Let `f : R rarr R` be a differentiable function at x = 0 satisfying f(0) = 0 and f'(0) = 1, then the value of `lim_(x to 0) (1)/(x) . sum_(n=1)^(oo)(-1)^(n).f((x)/(n))`, is

To solve the problem, we need to evaluate the limit: \[ \lim_{x \to 0} \frac{1}{x} \sum_{n=1}^{\infty} (-1)^n f\left(\frac{x}{n}\right) \] Given that \( f(0) = 0 \) and \( f'(0) = 1 \), we can use the Taylor series expansion of \( f(x) \) around \( x = 0 \): \[ f(x) = f(0) + f'(0)x + o(x) = 0 + 1 \cdot x + o(x) = x + o(x) \] Now substituting \( f\left(\frac{x}{n}\right) \): \[ f\left(\frac{x}{n}\right) = \frac{x}{n} + o\left(\frac{x}{n}\right) \] Now substituting this into the summation: \[ \sum_{n=1}^{\infty} (-1)^n f\left(\frac{x}{n}\right) = \sum_{n=1}^{\infty} (-1)^n \left(\frac{x}{n} + o\left(\frac{x}{n}\right)\right) \] This can be separated into two parts: \[ \sum_{n=1}^{\infty} (-1)^n \frac{x}{n} + \sum_{n=1}^{\infty} (-1)^n o\left(\frac{x}{n}\right) \] The first part can be simplified: \[ \sum_{n=1}^{\infty} (-1)^n \frac{x}{n} = x \sum_{n=1}^{\infty} \frac{(-1)^n}{n} = -x \log(2) \] The second part, since \( o\left(\frac{x}{n}\right) \) goes to zero faster than \( \frac{x}{n} \), will also converge to zero as \( x \to 0 \).
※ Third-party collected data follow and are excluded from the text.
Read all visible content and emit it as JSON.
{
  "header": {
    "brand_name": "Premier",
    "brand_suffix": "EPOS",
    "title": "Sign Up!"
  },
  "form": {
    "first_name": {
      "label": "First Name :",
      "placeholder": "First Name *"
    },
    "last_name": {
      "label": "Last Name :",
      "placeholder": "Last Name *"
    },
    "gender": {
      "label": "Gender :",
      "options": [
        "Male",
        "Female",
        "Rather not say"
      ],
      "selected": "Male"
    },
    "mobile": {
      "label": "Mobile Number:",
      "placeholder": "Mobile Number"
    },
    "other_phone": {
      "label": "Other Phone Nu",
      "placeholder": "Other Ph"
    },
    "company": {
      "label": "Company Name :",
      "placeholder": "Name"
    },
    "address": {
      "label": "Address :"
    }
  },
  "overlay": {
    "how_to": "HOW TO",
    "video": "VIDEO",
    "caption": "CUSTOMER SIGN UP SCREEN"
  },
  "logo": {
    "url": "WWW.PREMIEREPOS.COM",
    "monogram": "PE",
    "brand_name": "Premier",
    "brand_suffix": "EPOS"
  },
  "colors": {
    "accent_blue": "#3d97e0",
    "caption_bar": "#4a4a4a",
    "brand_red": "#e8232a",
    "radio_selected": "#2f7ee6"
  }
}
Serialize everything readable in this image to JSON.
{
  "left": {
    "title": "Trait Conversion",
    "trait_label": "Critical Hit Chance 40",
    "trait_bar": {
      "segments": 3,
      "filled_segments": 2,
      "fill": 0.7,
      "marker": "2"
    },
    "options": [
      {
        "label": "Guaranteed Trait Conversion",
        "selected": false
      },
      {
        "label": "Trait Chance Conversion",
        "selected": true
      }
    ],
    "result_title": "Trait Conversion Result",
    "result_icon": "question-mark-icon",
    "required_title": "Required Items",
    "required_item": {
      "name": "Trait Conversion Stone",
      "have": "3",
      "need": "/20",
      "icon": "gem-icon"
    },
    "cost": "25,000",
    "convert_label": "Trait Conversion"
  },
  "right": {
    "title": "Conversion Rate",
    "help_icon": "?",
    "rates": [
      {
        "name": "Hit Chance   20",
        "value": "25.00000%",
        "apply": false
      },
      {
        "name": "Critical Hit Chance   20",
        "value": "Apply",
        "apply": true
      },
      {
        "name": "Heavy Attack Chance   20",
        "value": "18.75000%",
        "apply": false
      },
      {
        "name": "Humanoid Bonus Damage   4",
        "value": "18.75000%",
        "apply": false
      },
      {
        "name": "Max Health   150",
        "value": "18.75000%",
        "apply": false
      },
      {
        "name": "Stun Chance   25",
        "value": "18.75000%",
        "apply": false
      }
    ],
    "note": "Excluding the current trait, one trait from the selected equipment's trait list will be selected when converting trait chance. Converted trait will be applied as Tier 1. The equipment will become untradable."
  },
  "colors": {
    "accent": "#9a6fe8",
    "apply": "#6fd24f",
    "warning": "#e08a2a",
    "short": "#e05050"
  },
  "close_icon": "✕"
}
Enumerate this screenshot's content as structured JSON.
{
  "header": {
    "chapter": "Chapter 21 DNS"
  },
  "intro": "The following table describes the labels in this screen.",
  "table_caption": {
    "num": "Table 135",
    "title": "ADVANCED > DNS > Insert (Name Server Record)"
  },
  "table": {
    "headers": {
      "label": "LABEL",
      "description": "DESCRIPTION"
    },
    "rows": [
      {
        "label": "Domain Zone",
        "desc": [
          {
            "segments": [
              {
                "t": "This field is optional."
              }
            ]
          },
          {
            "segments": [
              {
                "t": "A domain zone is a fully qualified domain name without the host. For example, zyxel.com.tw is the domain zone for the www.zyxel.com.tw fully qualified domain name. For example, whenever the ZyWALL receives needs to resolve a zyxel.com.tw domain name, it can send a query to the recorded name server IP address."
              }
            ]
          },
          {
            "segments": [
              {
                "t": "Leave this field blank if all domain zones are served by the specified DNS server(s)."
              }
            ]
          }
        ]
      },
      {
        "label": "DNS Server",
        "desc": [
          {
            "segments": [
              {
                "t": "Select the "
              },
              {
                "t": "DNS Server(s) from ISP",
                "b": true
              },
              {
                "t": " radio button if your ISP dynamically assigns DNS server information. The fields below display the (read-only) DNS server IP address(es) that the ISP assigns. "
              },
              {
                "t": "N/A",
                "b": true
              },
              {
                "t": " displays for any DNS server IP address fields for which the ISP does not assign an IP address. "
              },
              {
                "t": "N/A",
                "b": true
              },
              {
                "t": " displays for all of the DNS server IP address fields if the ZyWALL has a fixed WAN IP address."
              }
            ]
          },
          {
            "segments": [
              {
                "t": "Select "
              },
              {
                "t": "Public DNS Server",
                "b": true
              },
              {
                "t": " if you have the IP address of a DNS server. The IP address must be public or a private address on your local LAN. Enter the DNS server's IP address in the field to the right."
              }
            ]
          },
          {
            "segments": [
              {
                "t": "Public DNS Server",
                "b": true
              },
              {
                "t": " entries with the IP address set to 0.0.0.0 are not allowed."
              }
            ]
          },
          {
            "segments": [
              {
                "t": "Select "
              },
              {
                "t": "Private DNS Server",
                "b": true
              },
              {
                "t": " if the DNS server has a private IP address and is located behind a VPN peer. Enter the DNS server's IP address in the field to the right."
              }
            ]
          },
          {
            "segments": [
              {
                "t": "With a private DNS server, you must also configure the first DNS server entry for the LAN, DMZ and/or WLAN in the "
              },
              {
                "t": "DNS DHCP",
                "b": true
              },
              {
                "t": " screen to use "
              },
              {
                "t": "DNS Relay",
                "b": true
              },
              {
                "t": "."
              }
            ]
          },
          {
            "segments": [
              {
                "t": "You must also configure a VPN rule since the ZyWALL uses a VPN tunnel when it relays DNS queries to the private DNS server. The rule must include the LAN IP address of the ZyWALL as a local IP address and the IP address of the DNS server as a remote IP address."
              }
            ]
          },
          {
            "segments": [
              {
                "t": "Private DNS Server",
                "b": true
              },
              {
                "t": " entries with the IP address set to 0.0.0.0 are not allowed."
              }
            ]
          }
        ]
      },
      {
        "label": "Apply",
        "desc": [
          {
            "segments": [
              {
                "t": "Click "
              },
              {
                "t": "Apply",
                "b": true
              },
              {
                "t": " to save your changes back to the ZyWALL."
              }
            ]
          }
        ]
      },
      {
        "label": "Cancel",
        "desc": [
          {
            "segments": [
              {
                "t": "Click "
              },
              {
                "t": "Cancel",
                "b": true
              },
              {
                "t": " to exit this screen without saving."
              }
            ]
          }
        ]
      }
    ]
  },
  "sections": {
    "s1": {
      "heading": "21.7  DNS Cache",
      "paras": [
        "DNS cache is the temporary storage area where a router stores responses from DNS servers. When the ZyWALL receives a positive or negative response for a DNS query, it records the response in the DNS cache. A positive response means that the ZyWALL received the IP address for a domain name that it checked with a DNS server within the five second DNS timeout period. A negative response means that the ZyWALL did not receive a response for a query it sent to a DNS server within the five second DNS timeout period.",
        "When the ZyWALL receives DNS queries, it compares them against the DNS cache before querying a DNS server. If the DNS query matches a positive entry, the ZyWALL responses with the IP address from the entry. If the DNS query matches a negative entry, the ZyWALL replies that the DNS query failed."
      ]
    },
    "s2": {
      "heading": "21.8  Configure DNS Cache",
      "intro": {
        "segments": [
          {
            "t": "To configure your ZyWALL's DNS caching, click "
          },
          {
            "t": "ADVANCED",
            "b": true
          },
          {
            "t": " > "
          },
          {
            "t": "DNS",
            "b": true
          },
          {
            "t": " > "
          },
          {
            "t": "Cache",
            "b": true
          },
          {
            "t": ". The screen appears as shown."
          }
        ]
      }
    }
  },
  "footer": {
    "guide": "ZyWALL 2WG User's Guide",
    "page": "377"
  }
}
Thus, we have: \[ \sum_{n=1}^{\infty} (-1)^n f\left(\frac{x}{n}\right) \approx -x \log(2) + o(x) \] Now substituting this back into our limit: \[ \lim_{x \to 0} \frac{1}{x} \left(-x \log(2) + o(x)\right) = \lim_{x \to 0} \left(-\log(2) + \frac{o(x)}{x}\right) \] Since \( \frac{o(x)}{x} \to 0 \) as \( x \to 0 \), we find: \[ \lim_{x \to 0} \frac{1}{x} \sum_{n=1}^{\infty} (-1)^n f\left(\frac{x}{n}\right) = -\log(2) \] Thus, the final answer is: \[ \boxed{-\log(2)} \]